Consecutively, we reason about the selection of public and private data in the described algorithms and also about the usage of the \f{Declassify} operator.
First of all, we consider the case that all involved parties have the same schema for their data.
Thus, attribute names are known to all parties an should not be considered private information.
Lindell and Pinkas have constructed a protocol in \cite{lindell2000privacy} for privately computing ID3 that works in the two\hyp party setting.
This two\hyp party protocol is proven to be private.
However that algorithm does not consider the case in where the set of transactions $T$ is empty. Algorithm \ref{a:id3-pp} is a generalization to the multi\hyp party setting from the 2\hyp party protocol that is described in \cite{lindell2000privacy}.
The algorithm also addresses the empty transaction set case.
The ID3 algorithm (see algorithm \ref{a:id3-pp}) can terminate (\textit{i.e.} return a value) in three different cases.
Each time, the algorithm's output is a node of the resulting tree.
That is why, everything that the algorithm returns in any of the three cases should be considered as public data (see \f{Declassify} operator in lines 9, 11 and public $branches$ variable in line 14).
\textbf{Empty attribute set:}
The first termination channel of the algorithm is when the set of remaining attributes is empty, \textit{i.e.} when there are no attributes left for the algorithm to check..
This information is publicly known since the remaining attributes can be derived from the output tree.
In this case, the algorithm returns the most common label of the remaining transactions.
Here, we use the \f{Declassify} operator to publish that label and add it as a leaf to the tree.
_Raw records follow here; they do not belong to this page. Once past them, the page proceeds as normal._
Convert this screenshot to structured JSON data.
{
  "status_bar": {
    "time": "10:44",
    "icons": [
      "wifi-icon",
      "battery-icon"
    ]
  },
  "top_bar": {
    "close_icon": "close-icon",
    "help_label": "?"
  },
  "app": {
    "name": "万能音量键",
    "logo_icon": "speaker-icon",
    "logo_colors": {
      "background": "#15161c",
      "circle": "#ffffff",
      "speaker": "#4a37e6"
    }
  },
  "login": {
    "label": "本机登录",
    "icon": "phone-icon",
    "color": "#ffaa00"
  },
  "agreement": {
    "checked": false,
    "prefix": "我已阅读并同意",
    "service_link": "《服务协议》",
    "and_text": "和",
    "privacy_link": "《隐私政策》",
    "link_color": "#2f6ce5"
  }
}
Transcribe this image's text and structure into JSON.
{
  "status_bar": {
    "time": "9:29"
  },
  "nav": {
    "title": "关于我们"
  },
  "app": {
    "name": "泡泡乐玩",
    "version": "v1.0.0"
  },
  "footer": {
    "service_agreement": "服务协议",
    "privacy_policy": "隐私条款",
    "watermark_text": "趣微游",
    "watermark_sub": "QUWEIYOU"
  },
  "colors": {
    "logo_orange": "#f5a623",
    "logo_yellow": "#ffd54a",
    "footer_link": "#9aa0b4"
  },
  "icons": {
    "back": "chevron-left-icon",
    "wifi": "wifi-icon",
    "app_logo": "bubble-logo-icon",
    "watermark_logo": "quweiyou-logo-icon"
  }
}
\textbf{All examples same:}
The second way that algorithm \ref{a:id3-pp} can terminate, is when all transactions of the dataset are of the same class.
We use the \f{Declassify} operator to determine that information (\textit{i.e.} if all the dataset is of the same class).
\textbf{After recursive calls:}
Finally, if none of the above cases terminate the execution of ID3, the algorithm will recursively add either a leaf or a sub\hyp tree for each possible value of the selected attribute, and then return.
In order to determine whether to add a leaf or a sub\hyp tree, we publish the information that there are no transactions left in the subset of the dataset that corresponds to a particular value of the selected attribute.
By observing the output tree, as well as the public input, one can make the following observations.
Wherever there is a leaf node with class $c_i$, one can tell if the set of remaining attributes is empty, simply by observing the path from the root of the tree.
If all attributes have been used then the set is empty, otherwise it is not.
If the attribute set is not empty, we can deduce that one of two things holds.
Either all transactions that belong to the current path are of the same class ($c_i$), or that there are no transactions at all in that path.
These exact information is also published by algorithm \ref{a:id3-pp}, with the only difference being that the information published by the algorithm distinguishes between when all transactions are of the same class and the corner case of having no transactions for a particular path of the tree.